Le monde du silence de Jacques-Yves Cousteau et Louis Malle, qui a remporté la palme d’or à Cannes en 1956 et l’Oscar du meilleur documentaire à Hollywood en 1957, est un film «répugnant», «insupportable», «une horreur», dénonce le romancier et cinéaste Gérard Mordillat dans les médias électroniques français.

Dans l’extrait de Là-bas si j’y suis, qui a circulé dans les réseaux sociaux durant l’été, suscitant d’innombrables commentaires d’indignation, on voit l’équipe faire sauter un récif de corail à la dynamite pour effectuer un relevé de la faune sous-marine (mille poissons morts). L’équipage de la Calypso poursuit ensuite un cachalot de si près qu’il lui lacère le dos avec son hélice. Comme l’animal saigne abondamment, on l’achève au fusil. Attiré par le sang, un grand requin est, à son tour, massacré à la pelle sur le pont du navire. Sans parler des scènes où les plongeurs malmènent les animaux.

Serge Lepage a vu lui aussi ces images à partir de sa page Facebook et a été choqué. «Dynamiter des coraux et abattre des mammifères marins n’est certainement pas la meilleure façon de transmettre le gout de l’exploration scientifique», fait valoir l’océanographe dont le dernier ouvrage, Découvrir les océans (MultiMondes), a mérité le prix Hubert-Reeves jeunesse en 2015. «Regarder ce film avec nos yeux d’aujourd’hui nous fait réaliser que les mentalités ont beaucoup changé.»

La plupart d’entre nous ignoraient les méthodes de Cousteau, surnommé Le Pacha, qui faisait régner autour de lui un climat de terreur et qui était prêt à tout pour rapporter de bonnes images.

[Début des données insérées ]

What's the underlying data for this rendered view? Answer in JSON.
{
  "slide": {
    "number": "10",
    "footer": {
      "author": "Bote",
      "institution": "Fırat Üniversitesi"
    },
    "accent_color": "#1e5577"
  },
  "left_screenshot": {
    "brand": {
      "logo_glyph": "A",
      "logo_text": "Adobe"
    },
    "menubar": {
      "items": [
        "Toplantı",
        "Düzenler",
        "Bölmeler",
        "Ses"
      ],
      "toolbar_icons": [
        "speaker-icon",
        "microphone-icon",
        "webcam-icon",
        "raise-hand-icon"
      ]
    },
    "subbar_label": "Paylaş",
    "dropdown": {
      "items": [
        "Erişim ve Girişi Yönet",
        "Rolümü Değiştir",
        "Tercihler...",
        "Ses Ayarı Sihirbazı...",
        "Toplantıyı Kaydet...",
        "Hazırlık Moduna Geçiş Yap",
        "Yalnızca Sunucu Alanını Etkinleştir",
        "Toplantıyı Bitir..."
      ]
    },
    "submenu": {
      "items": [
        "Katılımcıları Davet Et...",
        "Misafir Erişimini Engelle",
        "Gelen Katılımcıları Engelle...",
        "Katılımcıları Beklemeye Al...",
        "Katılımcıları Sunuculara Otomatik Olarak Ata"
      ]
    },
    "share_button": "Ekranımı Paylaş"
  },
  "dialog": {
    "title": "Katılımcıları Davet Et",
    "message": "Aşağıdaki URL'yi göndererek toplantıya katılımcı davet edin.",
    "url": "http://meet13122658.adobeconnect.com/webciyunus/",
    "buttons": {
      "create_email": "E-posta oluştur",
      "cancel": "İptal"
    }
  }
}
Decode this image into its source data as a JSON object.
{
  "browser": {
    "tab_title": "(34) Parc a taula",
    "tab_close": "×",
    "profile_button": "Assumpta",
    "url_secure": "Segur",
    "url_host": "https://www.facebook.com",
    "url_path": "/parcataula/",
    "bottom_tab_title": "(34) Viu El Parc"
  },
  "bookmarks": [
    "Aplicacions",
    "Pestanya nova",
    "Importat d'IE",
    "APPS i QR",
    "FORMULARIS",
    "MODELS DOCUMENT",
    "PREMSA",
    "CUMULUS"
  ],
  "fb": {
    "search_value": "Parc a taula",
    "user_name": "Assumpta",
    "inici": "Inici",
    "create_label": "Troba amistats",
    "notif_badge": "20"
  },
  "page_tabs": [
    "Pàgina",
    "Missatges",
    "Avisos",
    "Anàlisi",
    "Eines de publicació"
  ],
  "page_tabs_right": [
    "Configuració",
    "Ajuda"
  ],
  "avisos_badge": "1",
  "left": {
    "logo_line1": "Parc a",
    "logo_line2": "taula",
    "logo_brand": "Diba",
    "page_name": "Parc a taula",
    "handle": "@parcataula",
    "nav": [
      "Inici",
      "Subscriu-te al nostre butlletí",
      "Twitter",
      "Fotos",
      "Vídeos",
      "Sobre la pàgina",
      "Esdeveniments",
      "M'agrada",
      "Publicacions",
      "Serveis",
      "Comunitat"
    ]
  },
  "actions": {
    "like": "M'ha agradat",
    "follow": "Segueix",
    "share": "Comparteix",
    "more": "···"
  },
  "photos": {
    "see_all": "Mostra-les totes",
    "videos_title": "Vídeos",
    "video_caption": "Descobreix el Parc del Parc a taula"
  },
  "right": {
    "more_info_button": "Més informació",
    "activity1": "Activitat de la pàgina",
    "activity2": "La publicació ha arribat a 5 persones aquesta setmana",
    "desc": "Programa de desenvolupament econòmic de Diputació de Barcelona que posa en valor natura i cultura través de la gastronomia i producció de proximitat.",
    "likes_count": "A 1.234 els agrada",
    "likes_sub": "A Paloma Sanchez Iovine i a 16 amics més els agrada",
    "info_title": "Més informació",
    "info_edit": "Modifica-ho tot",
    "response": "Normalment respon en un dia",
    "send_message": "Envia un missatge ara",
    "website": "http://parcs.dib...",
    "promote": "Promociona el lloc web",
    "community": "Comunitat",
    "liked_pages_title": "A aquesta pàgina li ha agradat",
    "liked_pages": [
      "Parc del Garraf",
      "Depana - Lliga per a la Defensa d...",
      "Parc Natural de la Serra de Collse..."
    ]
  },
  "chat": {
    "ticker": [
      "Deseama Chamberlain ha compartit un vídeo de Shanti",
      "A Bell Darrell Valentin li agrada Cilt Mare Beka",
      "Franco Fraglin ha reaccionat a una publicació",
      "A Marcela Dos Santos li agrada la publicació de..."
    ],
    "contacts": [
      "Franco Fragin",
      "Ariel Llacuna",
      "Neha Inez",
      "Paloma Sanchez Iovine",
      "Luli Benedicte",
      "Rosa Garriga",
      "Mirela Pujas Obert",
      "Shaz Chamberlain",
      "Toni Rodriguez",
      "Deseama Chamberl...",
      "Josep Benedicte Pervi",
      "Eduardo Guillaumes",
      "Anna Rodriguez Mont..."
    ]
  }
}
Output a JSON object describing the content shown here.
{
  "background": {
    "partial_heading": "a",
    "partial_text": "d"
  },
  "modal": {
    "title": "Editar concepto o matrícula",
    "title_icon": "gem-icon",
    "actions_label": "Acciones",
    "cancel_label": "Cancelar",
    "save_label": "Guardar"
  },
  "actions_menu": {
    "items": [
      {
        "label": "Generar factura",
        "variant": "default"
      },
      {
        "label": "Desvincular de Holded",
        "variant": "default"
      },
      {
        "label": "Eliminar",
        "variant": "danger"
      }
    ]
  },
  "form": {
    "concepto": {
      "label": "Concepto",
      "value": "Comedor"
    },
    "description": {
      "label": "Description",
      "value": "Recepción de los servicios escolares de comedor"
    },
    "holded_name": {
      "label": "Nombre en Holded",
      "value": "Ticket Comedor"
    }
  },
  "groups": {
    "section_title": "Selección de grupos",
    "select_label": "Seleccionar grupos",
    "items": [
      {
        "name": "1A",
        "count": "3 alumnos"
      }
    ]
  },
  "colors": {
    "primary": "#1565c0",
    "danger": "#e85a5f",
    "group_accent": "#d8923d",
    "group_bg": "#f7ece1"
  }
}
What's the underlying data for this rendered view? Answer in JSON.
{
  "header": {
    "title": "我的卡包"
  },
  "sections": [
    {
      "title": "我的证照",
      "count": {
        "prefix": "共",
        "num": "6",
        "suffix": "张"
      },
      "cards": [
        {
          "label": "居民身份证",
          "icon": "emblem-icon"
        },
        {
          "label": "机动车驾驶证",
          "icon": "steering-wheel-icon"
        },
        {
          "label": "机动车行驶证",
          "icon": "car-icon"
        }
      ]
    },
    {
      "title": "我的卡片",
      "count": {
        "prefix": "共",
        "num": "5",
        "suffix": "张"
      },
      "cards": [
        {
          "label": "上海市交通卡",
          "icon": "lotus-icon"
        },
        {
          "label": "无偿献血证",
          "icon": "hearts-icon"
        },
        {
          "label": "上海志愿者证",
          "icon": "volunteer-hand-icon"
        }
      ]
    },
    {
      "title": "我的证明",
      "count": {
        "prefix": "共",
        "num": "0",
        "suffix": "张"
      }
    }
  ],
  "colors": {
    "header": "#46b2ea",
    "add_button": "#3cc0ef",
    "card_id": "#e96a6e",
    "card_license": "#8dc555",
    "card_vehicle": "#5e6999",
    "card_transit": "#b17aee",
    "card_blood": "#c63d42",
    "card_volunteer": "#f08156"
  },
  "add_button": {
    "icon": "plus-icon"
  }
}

C’est probablement ce qui a ébranlé les internautes qui ont pris le temps de visionner l’extrait.

Cela dit, le commandant à la tuque rouge est une figure marquante de la vulgarisation scientifique et il est désormais une légende dans la francophonie. Ancien militaire (il a combattu le nazisme et obtenu la Croix de guerre), il se convertit à l’océanographie et tourne, en 1943, le premier film en scaphandrier autonome. Co-inventeur du détendeur, un outil essentiel à la plongée sous-marine, Cousteau a convaincu élus et industriels de financer ses voyages pendant des décennies. Le monde du silence passe aussi à l’histoire comme le second long-métrage sous-marin en couleur. Un grand nombre d’hommes et femmes de science lui doivent leur premier coup de foudre pour la zoologie. Personnellement, je me rappelle encore de la mélodie accompagnant le générique d’ouverture alors que les reportages du commandant Cousteau étaient diffusés aux Beaux-Dimanches de Radio-Canada. La narration était empreinte de lyrisme et de poésie.

Lorsque l’Association des communicateurs scientifiques du Québec a organisé une conférence soulignant le centenaire de Jacques-Yves Cousteau, en 2010, le public s’est présenté nombreux à la Biosphère de l’île Sainte-Hélène pour y entendre le biologiste franco-algérien Tarik Chekchak. On pouvait constater que la réputation du commandant était demeurée intacte.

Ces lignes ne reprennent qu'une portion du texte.